Thanks to the 24-hour media coverage about swine flu, we’re all aware that a potential flu pandemic could be high. But before you stock up on face masks and hand sanitizer, it’s important to put some things in perspective. William Sutker, M.D., chief of infectious diseases at Baylor University Medical Center at Dallas says that first and foremost, we should remain calm. “As of now, there is no need for people to panic. So far, there have been very few cases reported,” says Dr. Sutker. “At this point, it is unclear if the swine flu outbreak will develop in to a full blown pandemic.”

Although there are many myths and misconceptions floating around, Dr. Sutker says the facts about swine flu are these:

Swine flu or H1N1, is a particular strain of Type A flu (Type A and Type B are the usual strains seen every year). Swine flu is typically associated with pigs and usually contracted by those who have close contact with the animals. However, this strain can be spread from person to person.

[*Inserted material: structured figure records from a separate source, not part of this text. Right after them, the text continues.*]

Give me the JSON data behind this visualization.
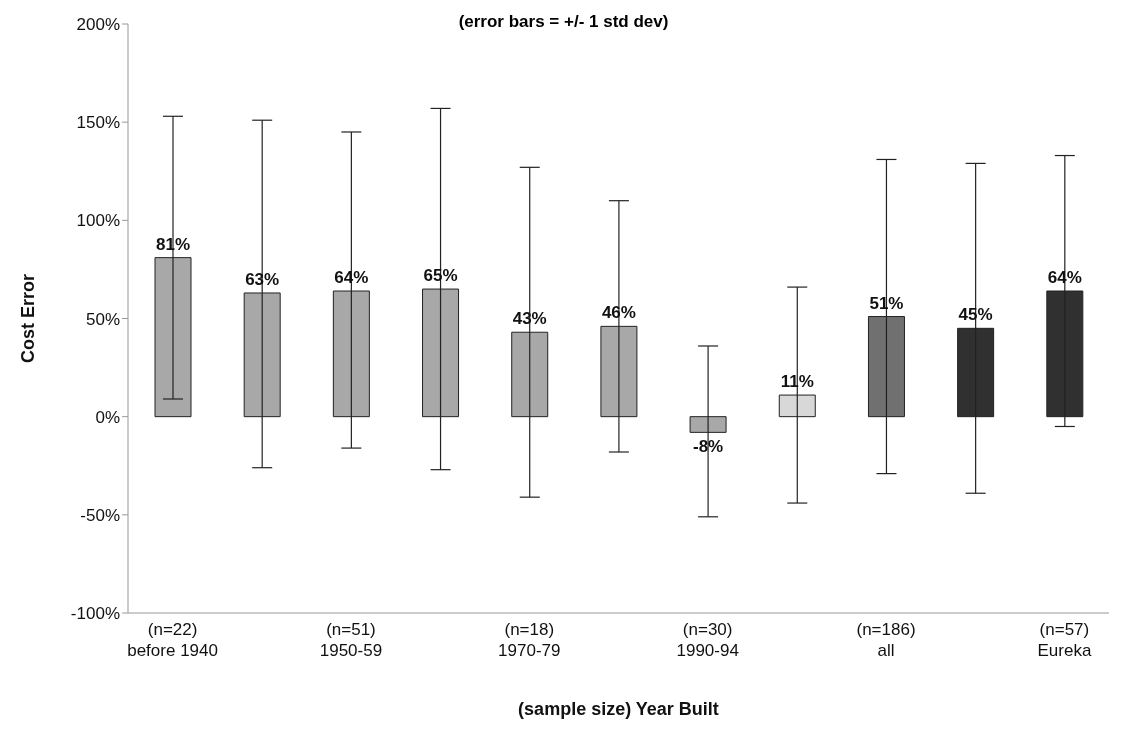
{
  "chart_data": {
    "type": "bar",
    "title": "(error bars = +/- 1 std dev)",
    "xlabel": "(sample size) Year Built",
    "ylabel": "Cost Error",
    "categories": [
      "(n=22)\nbefore 1940",
      null,
      "(n=51)\n1950-59",
      null,
      "(n=18)\n1970-79",
      null,
      "(n=30)\n1990-94",
      null,
      "(n=186)\nall",
      null,
      "(n=57)\nEureka"
    ],
    "values": [
      81,
      63,
      64,
      65,
      43,
      46,
      -8,
      11,
      51,
      45,
      64
    ],
    "value_labels": [
      "81%",
      "63%",
      "64%",
      "65%",
      "43%",
      "46%",
      "-8%",
      "11%",
      "51%",
      "45%",
      "64%"
    ],
    "errors": [
      [
        9,
        153
      ],
      [
        -26,
        151
      ],
      [
        -16,
        145
      ],
      [
        -27,
        157
      ],
      [
        -41,
        127
      ],
      [
        -18,
        110
      ],
      [
        -51,
        36
      ],
      [
        -44,
        66
      ],
      [
        -29,
        131
      ],
      [
        -39,
        129
      ],
      [
        -5,
        133
      ]
    ],
    "colors": [
      "#a8a8a8",
      "#a8a8a8",
      "#a8a8a8",
      "#a8a8a8",
      "#a8a8a8",
      "#a8a8a8",
      "#a8a8a8",
      "#d8d8d8",
      "#707070",
      "#303030",
      "#303030"
    ],
    "ylim": [
      -100,
      200
    ],
    "yticks": [
      {
        "value": -100,
        "label": "-100%"
      },
      {
        "value": -50,
        "label": "-50%"
      },
      {
        "value": 0,
        "label": "0%"
      },
      {
        "value": 50,
        "label": "50%"
      },
      {
        "value": 100,
        "label": "100%"
      },
      {
        "value": 150,
        "label": "150%"
      },
      {
        "value": 200,
        "label": "200%"
      }
    ],
    "grid": false,
    "legend": false
  }
}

Swine flu is treatable. “Although the type of flu we saw this season was not sensitive to some of the common antivirals that were available, swine flu is,” says Dr. Sutker. He says it can be treated with Tamiflu and Relenza, available by prescription. However, Dr. Sutker adds that these medications should be used carefully as overuse could lead to drug-resistant strains of the virus.

So far, 40 people in the United States have been diagnosed with swine flu. In comparison, anywhere from 5 to 20 percent of the population in the United States is diagnosed with human strains of the flu every year, according to the Centers for Disease Control and Prevention (CDC).